Pernyataan resmi melegitimasi tindakan presiden yang meresahkan tersebut dan pesan yang sangat disesalkan yang disampaikan kepada generasi-generasi yang dapat melihat klip tersebut dan membaca penjelasan istana bahwa “itu adalah tindakan main-main dalam budaya Filipina.” (BACA: Duterte hingga Kritikus Ciuman Kontroversial: ‘Inggit lang’yan’)

Memang benar, Duterte telah melanggar Magna Carta Perempuan Filipina, termasuk berbagai undang-undang tentang kepemimpinan perempuan, pelecehan seksual, dan bentuk-bentuk kekerasan berbasis gender lainnya.

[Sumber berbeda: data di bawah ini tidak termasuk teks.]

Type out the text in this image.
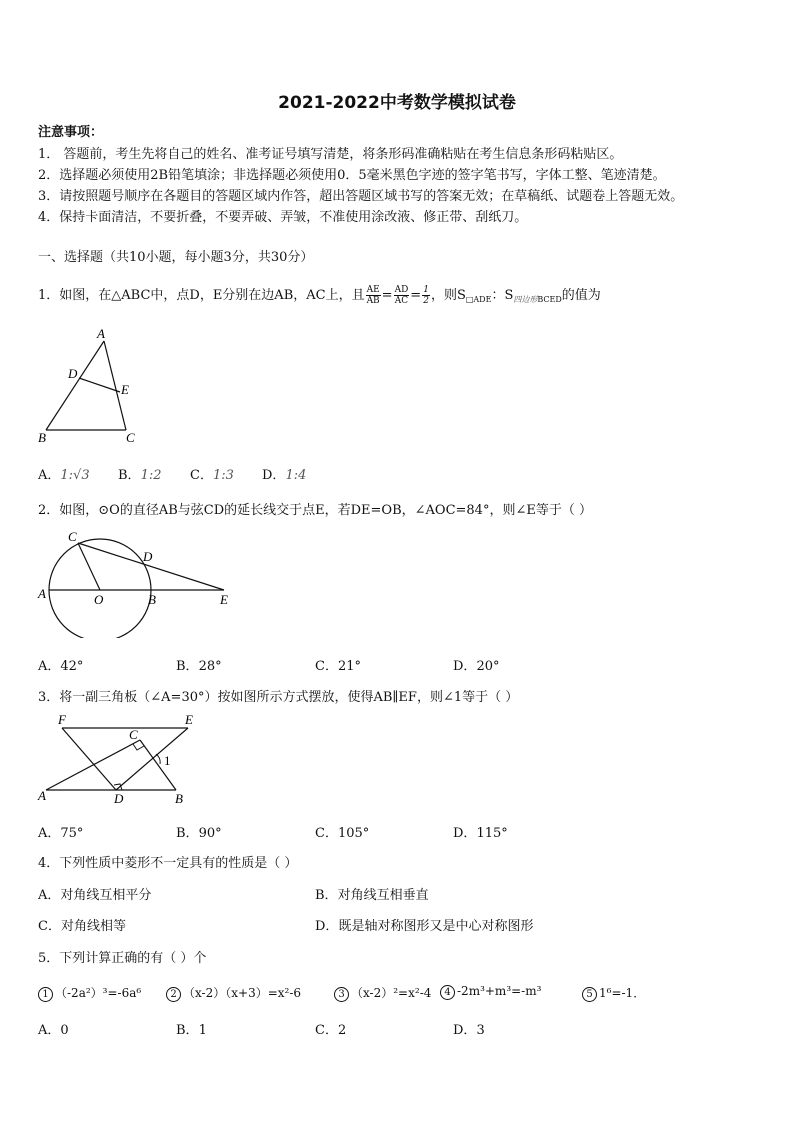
2021-2022中考数学模拟试卷
注意事项：
1． 答题前，考生先将自己的姓名、准考证号填写清楚，将条形码准确粘贴在考生信息条形码粘贴区。
2．选择题必须使用2B铅笔填涂；非选择题必须使用0．5毫米黑色字迹的签字笔书写，字体工整、笔迹清楚。
3．请按照题号顺序在各题目的答题区域内作答，超出答题区域书写的答案无效；在草稿纸、试题卷上答题无效。
4．保持卡面清洁，不要折叠，不要弄破、弄皱，不准使用涂改液、修正带、刮纸刀。
一、选择题（共10小题，每小题3分，共30分）
1．如图，在△ABC中，点D，E分别在边AB，AC上，且 $\frac{AE}{AB} = \frac{AD}{AC} = \frac{1}{2}$ ，则$S_{□ADE}$：$S_{四边形BCED}$的值为
A
D
E
B	C
A．1:√3 B．1:2 C．1:3 D．1:4
2．如图，⊙O的直径AB与弦CD的延长线交于点E，若DE=OB，∠AOC=84°，则∠E等于（ ）
C
D
A	O	B	E
A．42°	B．28°	C．21°	D．20°
3．将一副三角板（∠A=30°）按如图所示方式摆放，使得AB∥EF，则∠1等于（ ）
F	E
C
1
A	D	B
A．75°	B．90°	C．105°	D．115°
4．下列性质中菱形不一定具有的性质是（ ）
A．对角线互相平分	B．对角线互相垂直
C．对角线相等	D．既是轴对称图形又是中心对称图形
5．下列计算正确的有（ ）个
1 （-2a²）³=-6a⁶	2 （x-2）（x+3）=x²-6	3 （x-2）²=x²-4	4 -2m³+m³=-m³	5 1⁶=-1．
A．0	B．1	C．2	D．3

Pandangan Duterte tentang perempuan

Ia berterus terang mengakui bahwa ia melihat perempuan sebagai ancaman ketika ditempatkan di posisi kepemimpinan. Dia membela lelucon pemerkosaannya daripada meminta maaf atas lelucon tersebut. Dia mengumumkan dengan keyakinan bahwa pemberontak perempuan harus ditembak di vagina mereka. Tidak ada tanggung jawab yang dituntut atas pernyataan-pernyataan diskriminatif ini.

Undang-undang Filipina tentang hak-hak perempuan dan kesetaraan gender membutuhkan waktu puluhan tahun untuk pengorganisasian, advokasi, kampanye dan penelitian yang sebagian besar melibatkan perempuan dan anak perempuan yang hidupnya dihancurkan oleh pasangan, orang tua, anggota keluarga, dan pihak lain yang seharusnya melindungi mereka. Namun hanya butuh satu menit atau lebih bagi seorang misoginis yang kuat dan para pendukungnya untuk membatalkan pencapaian ini. (BACA: (OPINI) Saat berciuman menjadi perhatian publik)

Pikiran perempuan hancur ketika kacamata dan budaya dibalikkan melawan kita. Sekarang, lebih dari sebelumnya kita harus waspada. – Rappler.com

Nina Somera adalah anggota dewan Isis International, jaringan feminis internasional di wilayah selatan, dan Foundation for Media Alternatives, yang menjalankan anpangako.net, sebuah peta data yang mengumpulkan kisah para korban dan penyintas pembunuhan di luar proses hukum di bawah pemerintahan Duterte. Dia adalah Coady Fellow bidang Kepemimpinan Global dari Universitas St. Francis di Antigonish, Nova Scotia, Kanada.